The phenomenon of surprise eggs on YouTube is a case in point – who would have known that short films showing toy eggs being unwrapped to reveal various toys would prove so entertaining to preschoolers! Thankfully the lure of the covermount gift and youngsters’ love of pens and paper mean that preschool magazines are still holding their own amongst this diverse range of children’s media.
Just how competitive is the licensed preschool sector at the moment? What is the main challenge for you as a brand owner?
Julie: The licensed preschool sector is hugely competitive at the moment. We live in a child-centric society where parents are prepared to spend more on their children than themselves and there are more and more brands and characters for their children to enjoy. In the preschool magazine publishing sector there are more titles than ever before fighting for limited space, but it is encouraging that young children are still as likely to buy a magazine as they are to buy an app.
Emily: In terms of being property owners, it’s trying to create some space on the shelves for your brand and to ensure that the brand has endurance as children are fickle and quickly move on to the next hot new property.
How is the retail environment for preschool properties currently? Are retailers willing to take a risk on newer brands or is it hard with so many classic brands still performing so well to get a break?
Emily: It’s very hard to get a break with so much competition out there, so you need to be inventive with licensing programmes. Maybe your brand isn’t going to be able to compete when it comes to mainstream play-sets and plush, but perhaps it is perfect for partnerships with entertainment venues and live tours.
Do you think that the consumer is much more savvy now as to what they will buy? What do you think they look for?
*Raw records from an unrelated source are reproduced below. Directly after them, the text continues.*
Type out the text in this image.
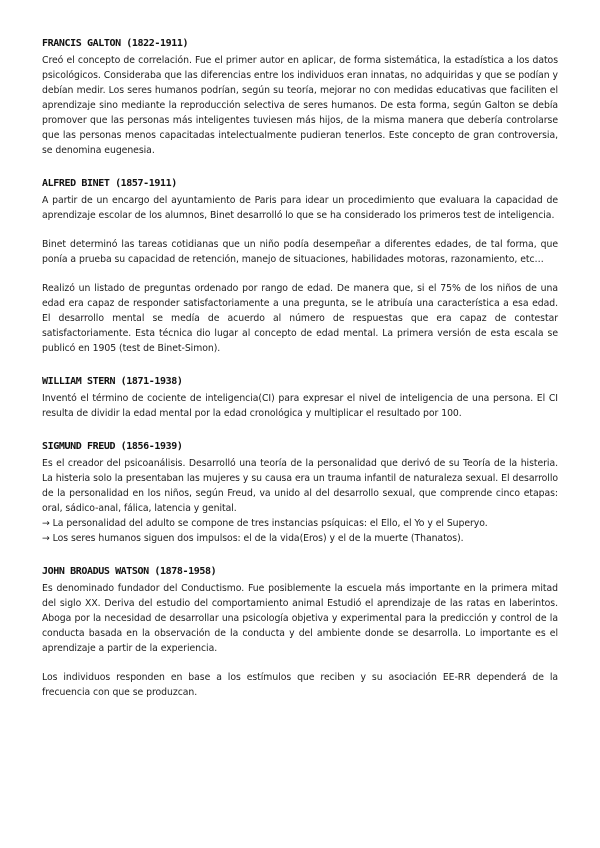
FRANCIS GALTON (1822-1911)

Creó el concepto de correlación. Fue el primer autor en aplicar, de forma sistemática, la estadística a los datos psicológicos. Consideraba que las diferencias entre los individuos eran innatas, no adquiridas y que se podían y debían medir. Los seres humanos podrían, según su teoría, mejorar no con medidas educativas que faciliten el aprendizaje sino mediante la reproducción selectiva de seres humanos. De esta forma, según Galton se debía promover que las personas más inteligentes tuviesen más hijos, de la misma manera que debería controlarse que las personas menos capacitadas intelectualmente pudieran tenerlos. Este concepto de gran controversia, se denomina eugenesia.

ALFRED BINET (1857-1911)

A partir de un encargo del ayuntamiento de Paris para idear un procedimiento que evaluara la capacidad de aprendizaje escolar de los alumnos, Binet desarrolló lo que se ha considerado los primeros test de inteligencia.

Binet determinó las tareas cotidianas que un niño podía desempeñar a diferentes edades, de tal forma, que ponía a prueba su capacidad de retención, manejo de situaciones, habilidades motoras, razonamiento, etc…

Realizó un listado de preguntas ordenado por rango de edad. De manera que, si el 75% de los niños de una edad era capaz de responder satisfactoriamente a una pregunta, se le atribuía una característica a esa edad. El desarrollo mental se medía de acuerdo al número de respuestas que era capaz de contestar satisfactoriamente. Esta técnica dio lugar al concepto de edad mental. La primera versión de esta escala se publicó en 1905 (test de Binet-Simon).

WILLIAM STERN (1871-1938)

Inventó el término de cociente de inteligencia(CI) para expresar el nivel de inteligencia de una persona. El CI resulta de dividir la edad mental por la edad cronológica y multiplicar el resultado por 100.

SIGMUND FREUD (1856-1939)

Es el creador del psicoanálisis. Desarrolló una teoría de la personalidad que derivó de su Teoría de la histeria. La histeria solo la presentaban las mujeres y su causa era un trauma infantil de naturaleza sexual. El desarrollo de la personalidad en los niños, según Freud, va unido al del desarrollo sexual, que comprende cinco etapas: oral, sádico-anal, fálica, latencia y genital.

→ La personalidad del adulto se compone de tres instancias psíquicas: el Ello, el Yo y el Superyo.

→ Los seres humanos siguen dos impulsos: el de la vida(Eros) y el de la muerte (Thanatos).

JOHN BROADUS WATSON (1878-1958)

Es denominado fundador del Conductismo. Fue posiblemente la escuela más importante en la primera mitad del siglo XX. Deriva del estudio del comportamiento animal Estudió el aprendizaje de las ratas en laberintos. Aboga por la necesidad de desarrollar una psicología objetiva y experimental para la predicción y control de la conducta basada en la observación de la conducta y del ambiente donde se desarrolla. Lo importante es el aprendizaje a partir de la experiencia.

Los individuos responden en base a los estímulos que reciben y su asociación EE-RR dependerá de la frecuencia con que se produzcan.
Julie: I think they are much more savvy in what they will pay for what they are buying! With discount stores stocking all the top brands, consumers expect to get a lot more for their money these days and that includes bigger covermount gifts with their magazines. With preschool products, consumers are looking for products that keep the child happy but also come with the additional feel good factor of promises to aid development and learning.
Is having a link with the parents vital? For example, older brands – such as Teletubbies and The Clangers – might have more resonance because they watched them/played with the toys growing up?
Emily: It’s not vital as properties like Paw Patrol and Boj are showing, but there’s no doubting that it helps. A property like Sooty benefits hugely from the love and affection that it is shown from across the generations. There’s no doubting that if a parent is happy to sit and watch a programme with their children it is more likely to get airtime in the household. Social media campaigns have a lot more traction with parents than children who are too young to have social media accounts, so brands with a retro appeal tend to work better in the increasingly important viral marketing arena.
Do you see any major trends emerging for 2016?
Emily: I think Soo should get her ears pierced and Sooty needs to grow a beard, a big yellow one.
What would you most like to see happen within the licensed preschool market in 2016?
Emily: Sooty and Sweep to guest star in an episode of Peppa Pig.
Julie: With so much content being watched on demand rather than scheduled content, brand owners need to find new and innovative ways of reaching their target market in the first place. I’d like to see more transparency on viewing figures for non-scheduled platforms.